しかし、大切な家族が万一「転んだ拍子に頭部や胸部をぶつけて死亡」した場合は、その経緯は亡くなった人しか知りません。仮に「死因は転倒による頭部損傷」という死亡が大筋分かっていても、「玄関先で倒れていた」という状況だけでは事件性が無いことを確認できません。
そのような場合は死因を特定できていませんので、警察は更に細かく調査するため大学病院など施設にご遺体を搬送し「検死」という形を取ります。その間、亡くなっているのにご遺体不在ということで、家族は「数時間~丸1日」ご遺体が戻るまで何もできません。
- 親 戚に連絡 ➡ ご遺体が無い
- 菩提寺に連絡 ➡ 死亡日時が分からない
- 葬儀社に連絡 ➡「死体検案書(通常:死亡診断書)」が無い
という事で、弔問・諸手続き・葬儀の打合せなど全く進展しません。
何もせず、ただひたすら警察からの連絡を待ち続ける事となります。
自宅死亡で警察のお世話にならない方法
自宅死亡から救急車を呼び、警察が来ても死因が特定できない場合は物凄い時間と労力、そして哀しみの中遺体が戻らない場合は可なりの精神的負担が掛かります。
こんなに面倒で難しい自宅死亡。警察の事情聴取を受けないで済ませる方法はたった1つだけ。大切な家族が亡くなっていたとしても、絶対に救急車を呼ばないことです。ではどうすればいいのでしょうか。

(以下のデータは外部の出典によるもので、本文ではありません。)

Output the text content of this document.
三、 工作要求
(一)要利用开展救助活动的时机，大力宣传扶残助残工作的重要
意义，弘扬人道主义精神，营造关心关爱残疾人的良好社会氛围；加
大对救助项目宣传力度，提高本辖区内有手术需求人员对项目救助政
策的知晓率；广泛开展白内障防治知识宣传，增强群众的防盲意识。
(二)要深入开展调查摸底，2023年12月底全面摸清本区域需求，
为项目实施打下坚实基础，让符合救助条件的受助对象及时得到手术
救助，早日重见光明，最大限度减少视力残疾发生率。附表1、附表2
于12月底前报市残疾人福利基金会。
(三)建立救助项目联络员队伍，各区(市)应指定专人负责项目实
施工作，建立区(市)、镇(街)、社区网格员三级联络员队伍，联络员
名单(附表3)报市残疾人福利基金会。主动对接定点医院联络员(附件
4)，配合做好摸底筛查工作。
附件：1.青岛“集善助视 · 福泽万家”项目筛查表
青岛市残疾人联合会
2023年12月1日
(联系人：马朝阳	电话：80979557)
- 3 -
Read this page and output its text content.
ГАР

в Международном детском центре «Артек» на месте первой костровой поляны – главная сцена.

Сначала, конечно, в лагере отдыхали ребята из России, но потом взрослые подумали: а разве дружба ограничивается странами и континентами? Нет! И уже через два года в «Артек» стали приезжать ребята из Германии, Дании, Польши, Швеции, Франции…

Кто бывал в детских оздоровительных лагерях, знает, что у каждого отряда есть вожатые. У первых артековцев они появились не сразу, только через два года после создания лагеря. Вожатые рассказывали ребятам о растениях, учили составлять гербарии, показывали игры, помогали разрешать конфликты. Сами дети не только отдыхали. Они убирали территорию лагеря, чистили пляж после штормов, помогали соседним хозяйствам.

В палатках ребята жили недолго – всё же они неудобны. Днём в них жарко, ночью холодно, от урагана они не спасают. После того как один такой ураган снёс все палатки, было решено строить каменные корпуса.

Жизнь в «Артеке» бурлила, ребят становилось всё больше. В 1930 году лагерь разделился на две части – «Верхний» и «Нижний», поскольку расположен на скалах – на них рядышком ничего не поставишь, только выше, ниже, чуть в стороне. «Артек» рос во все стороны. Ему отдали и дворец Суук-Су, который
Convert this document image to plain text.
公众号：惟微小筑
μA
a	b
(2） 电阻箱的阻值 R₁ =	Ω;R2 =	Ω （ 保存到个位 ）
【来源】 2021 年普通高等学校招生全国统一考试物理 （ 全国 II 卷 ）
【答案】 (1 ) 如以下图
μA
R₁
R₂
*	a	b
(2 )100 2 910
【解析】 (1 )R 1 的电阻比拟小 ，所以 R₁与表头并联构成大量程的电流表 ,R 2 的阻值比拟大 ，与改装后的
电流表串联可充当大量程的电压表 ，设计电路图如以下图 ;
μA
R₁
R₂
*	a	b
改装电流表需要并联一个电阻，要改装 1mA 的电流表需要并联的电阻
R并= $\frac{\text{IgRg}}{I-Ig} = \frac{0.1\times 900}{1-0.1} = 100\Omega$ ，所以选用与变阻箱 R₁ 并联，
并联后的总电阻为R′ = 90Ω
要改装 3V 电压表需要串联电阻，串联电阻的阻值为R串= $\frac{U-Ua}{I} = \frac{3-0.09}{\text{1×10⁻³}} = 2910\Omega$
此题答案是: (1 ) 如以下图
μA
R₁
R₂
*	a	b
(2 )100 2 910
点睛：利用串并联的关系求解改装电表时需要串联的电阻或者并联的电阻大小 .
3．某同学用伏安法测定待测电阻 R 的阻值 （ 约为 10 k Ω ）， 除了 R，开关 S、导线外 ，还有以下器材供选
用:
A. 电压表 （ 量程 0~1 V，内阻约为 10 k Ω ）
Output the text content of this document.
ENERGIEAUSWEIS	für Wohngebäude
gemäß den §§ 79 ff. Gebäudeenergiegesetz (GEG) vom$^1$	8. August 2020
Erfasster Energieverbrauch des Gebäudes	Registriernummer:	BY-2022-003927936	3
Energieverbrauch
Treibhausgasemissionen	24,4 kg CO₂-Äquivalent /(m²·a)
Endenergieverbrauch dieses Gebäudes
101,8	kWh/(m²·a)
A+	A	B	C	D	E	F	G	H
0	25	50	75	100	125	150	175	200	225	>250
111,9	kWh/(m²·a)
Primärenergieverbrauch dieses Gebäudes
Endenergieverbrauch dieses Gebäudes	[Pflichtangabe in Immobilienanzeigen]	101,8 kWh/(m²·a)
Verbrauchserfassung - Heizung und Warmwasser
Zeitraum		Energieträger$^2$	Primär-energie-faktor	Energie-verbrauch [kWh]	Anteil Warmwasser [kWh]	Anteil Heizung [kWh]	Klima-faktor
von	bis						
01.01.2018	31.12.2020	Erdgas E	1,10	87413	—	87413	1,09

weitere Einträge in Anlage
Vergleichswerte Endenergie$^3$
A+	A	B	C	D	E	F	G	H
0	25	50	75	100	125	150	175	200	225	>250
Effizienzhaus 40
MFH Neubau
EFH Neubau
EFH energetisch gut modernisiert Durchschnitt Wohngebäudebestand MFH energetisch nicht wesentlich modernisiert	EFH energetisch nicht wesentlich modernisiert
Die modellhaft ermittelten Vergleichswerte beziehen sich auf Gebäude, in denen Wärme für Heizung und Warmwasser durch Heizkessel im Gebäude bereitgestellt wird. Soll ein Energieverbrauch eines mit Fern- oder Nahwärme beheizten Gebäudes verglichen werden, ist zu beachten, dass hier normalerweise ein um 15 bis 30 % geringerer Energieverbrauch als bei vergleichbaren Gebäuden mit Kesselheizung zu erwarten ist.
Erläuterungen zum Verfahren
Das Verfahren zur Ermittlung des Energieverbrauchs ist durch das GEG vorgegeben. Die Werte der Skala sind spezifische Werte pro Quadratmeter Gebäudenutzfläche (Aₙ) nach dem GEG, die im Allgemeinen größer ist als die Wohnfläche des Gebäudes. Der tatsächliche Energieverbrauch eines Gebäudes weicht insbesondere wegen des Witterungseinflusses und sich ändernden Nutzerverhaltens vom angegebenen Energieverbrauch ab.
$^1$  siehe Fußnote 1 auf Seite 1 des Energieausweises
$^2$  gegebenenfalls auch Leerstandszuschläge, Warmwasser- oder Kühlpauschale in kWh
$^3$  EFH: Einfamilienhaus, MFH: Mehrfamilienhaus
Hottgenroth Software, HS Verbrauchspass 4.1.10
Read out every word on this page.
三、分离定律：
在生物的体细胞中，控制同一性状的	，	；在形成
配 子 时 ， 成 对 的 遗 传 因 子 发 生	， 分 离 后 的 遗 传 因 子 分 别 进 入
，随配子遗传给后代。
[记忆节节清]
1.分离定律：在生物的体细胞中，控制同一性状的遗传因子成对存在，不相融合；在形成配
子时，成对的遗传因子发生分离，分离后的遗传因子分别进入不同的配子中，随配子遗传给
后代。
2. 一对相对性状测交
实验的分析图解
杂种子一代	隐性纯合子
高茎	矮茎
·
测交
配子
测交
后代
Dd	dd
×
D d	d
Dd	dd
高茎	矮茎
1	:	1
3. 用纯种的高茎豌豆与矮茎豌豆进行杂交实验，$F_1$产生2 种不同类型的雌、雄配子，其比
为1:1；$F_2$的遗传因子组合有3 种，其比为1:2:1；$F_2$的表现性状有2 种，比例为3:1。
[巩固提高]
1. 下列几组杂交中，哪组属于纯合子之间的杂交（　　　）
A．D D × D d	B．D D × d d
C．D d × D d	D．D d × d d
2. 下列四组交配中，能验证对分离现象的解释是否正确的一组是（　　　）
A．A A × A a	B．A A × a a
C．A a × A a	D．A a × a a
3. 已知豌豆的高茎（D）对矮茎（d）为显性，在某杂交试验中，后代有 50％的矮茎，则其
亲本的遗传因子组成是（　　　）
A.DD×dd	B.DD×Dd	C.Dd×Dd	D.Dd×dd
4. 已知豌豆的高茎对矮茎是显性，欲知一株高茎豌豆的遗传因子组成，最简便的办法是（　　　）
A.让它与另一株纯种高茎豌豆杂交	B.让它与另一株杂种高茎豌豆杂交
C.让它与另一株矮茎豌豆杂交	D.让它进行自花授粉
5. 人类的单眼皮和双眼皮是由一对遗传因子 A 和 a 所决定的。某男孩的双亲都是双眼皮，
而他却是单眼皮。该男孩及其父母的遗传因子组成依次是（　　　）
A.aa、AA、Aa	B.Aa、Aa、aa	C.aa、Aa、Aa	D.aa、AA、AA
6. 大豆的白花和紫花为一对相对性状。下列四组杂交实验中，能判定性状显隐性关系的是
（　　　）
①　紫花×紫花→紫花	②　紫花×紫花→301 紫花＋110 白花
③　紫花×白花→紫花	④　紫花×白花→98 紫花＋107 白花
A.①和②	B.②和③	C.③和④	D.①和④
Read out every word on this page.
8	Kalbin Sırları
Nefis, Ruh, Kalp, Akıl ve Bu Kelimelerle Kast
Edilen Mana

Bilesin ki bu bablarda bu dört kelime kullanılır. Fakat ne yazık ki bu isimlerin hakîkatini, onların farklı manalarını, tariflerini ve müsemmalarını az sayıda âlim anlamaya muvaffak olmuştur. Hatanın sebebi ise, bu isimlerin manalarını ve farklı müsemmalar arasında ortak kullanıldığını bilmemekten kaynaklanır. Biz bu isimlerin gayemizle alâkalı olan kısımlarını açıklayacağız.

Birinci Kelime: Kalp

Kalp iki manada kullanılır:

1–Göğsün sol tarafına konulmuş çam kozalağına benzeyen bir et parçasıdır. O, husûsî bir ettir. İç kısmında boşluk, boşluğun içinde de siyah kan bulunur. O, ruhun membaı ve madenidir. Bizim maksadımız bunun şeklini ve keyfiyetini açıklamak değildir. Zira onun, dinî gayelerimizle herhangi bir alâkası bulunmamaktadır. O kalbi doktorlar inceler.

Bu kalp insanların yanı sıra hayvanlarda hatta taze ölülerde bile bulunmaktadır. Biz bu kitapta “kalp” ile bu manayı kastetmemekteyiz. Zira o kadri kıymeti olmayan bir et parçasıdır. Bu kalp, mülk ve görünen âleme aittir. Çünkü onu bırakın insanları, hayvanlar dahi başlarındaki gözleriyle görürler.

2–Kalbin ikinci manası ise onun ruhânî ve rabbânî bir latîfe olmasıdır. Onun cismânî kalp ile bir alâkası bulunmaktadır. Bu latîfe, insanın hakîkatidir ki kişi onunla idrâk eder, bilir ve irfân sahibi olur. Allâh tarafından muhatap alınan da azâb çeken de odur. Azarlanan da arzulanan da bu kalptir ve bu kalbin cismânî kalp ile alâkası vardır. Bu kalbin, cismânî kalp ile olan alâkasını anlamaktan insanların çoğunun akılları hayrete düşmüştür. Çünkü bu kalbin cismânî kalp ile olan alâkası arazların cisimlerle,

それは、もしかかりつけの病院が有れば「救急車を呼ぶ」のではなく「病院の主治医」を呼ぶことです。生前に診察や治療をしていた病気に関連する死因である場合は「死亡診断書」を書いて貰えます。
そうすることで自宅死亡であって明らかに事件性が無いのであれば、無論警察は来ませんので不愉快で大変な事情聴取を受けることはありません。
万一そのような警察にお世話にならないためにも、往診してくれる医師を探しておき死亡時に直ぐ往診を引き受けてくれる医師であれば「死亡診断書」を書いて貰えるはずです。
死亡診断書を書いて貰えるかどうか事前に確かめておく必要があります。慌てず主治医に連絡をしましょう。
自宅死亡時、絶対にやってはいけないこと
自宅で倒れていた!息が無い!・・・など、目の前で身近な人が倒れていれば気が動転してしまうのは普通です。息が有れば救急車が到着するまで蘇生処置を施しますが、もし息が無かった場合「絶対にやってはいけない」ことが有ります。
それは
- ご遺体を動かさないこと
- 移動しないこと
- 着替えをさせないこと
- 化粧をしないこと(女性)
です。
家族の立場からすると「そのままでは可哀想だ・・・」という気持ちから、自宅死亡の場合ほとんどの家族はこれらの事を遣ってしまいがちです。
警察が到着する前に、遺体を動かす・着替え・化粧させたりしてしまうと、「証拠隠滅を図る」という扱いで、事情聴取の内容も精神的負担が過大になってしまいます。
家族はもちろんのこと自宅死亡で葬儀社が来ても、ご遺体に触れることができるのは「死体検案書が発行された後」となるので、大切な家族だからこそそっとしておくことが大事です。
大切な家族が息も無く自宅死亡、とっさに救急車を呼んでしまったら大変だ!という事がよく理解できたかと思います。
これは哀しみの家族と常に向き合い、長年葬儀業界で仕事した人しか解説できない事です。いざという時慌てないように、
かかりつけの病院がない場合は、警察へ連絡
ご遺体は絶対に動かさない
この2つだけでも知識として覚えて頂ければ、混乱も最小限度で済むことになります。少しでも皆さんのお役に立てれば幸いです。